Sum all the elements within a matrix / array

373 views
Skip to first unread message

Mattia Falaschi

unread,
Mar 24, 2022, 11:15:20 AM3/24/22
to nimble-users
I was trying to implement a posterior predictive check in an occupancy model, following Kéry and Shaub 2012 book (Bayesian population analysis using WinBUGS).

I tried to implement their code in nimble, and at a certain point I define "f", which has three dimensions i, j, and k.
The problem is that when I try to calculate sum(f), I get the following error message:

"Error: Error: This part of NIMBLE is still under development.
The model definition included the expression 'f[, , ]', which contains missing indices.
There are two options to resolve this:
(1) Explicitly provide the missing indices in the model definition (e.g., 'f[1:10, 1:10, 1:10]'), or
(2) Provide the dimensions of variable 'f' via the 'dimensions' argument to nimbleModel(), e.g., nimbleModel(code, dimensions = list(f = c(dim1_max, dim2_max, dim3_max)))
Thanks for bearing with us."

I tried both to supply dimensions with sum(f[1:i, 1:j, 1:k]) or through the dimensions argument but it still does not work.
I also tried to create a nimble function to do the sum of the array, but I miserably failed.

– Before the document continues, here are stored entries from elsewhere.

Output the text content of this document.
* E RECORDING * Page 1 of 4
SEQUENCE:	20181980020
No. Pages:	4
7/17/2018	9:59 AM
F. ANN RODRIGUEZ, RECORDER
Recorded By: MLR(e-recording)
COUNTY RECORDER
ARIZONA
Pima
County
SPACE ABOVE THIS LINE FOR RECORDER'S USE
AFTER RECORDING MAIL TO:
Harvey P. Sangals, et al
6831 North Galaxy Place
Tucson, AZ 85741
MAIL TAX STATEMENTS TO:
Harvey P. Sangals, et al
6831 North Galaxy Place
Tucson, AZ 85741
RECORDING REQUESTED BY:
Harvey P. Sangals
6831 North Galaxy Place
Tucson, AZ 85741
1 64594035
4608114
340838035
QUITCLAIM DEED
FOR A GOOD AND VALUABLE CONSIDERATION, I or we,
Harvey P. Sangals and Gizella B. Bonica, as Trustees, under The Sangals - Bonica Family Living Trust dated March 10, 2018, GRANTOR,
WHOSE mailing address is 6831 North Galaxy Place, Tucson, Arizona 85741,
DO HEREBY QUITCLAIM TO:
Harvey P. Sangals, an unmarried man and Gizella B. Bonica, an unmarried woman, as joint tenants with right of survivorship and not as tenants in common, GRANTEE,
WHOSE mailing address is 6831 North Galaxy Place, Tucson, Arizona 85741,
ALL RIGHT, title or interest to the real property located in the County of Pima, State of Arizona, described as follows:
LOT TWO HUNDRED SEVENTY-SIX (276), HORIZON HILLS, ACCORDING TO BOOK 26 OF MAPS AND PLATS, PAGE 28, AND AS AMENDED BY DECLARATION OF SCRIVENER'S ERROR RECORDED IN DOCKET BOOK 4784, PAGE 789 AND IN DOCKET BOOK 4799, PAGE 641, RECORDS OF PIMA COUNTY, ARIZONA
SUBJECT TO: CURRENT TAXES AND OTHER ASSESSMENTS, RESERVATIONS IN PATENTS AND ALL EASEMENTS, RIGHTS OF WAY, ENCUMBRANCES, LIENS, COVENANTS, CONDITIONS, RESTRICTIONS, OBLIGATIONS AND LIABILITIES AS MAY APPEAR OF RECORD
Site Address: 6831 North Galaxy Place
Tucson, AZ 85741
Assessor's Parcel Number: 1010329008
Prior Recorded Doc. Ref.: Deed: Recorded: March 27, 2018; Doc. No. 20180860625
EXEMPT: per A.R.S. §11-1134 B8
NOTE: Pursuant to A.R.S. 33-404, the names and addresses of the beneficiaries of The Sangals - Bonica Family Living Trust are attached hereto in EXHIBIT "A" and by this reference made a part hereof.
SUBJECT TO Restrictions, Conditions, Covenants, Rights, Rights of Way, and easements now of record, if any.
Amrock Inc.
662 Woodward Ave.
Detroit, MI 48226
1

I solved this by manually calculating the sum outside nimble, but I'd like to directly do it within the model to avoid saving dozens of additional parameters that I do not need.

Thanks for your support! 

Daniel Turek

unread,
Mar 24, 2022, 11:52:44 AM3/24/22
to Mattia Falaschi, nimble-users
Mattia, are you able to provide a self-contained reproducible example code demonstrating the failure?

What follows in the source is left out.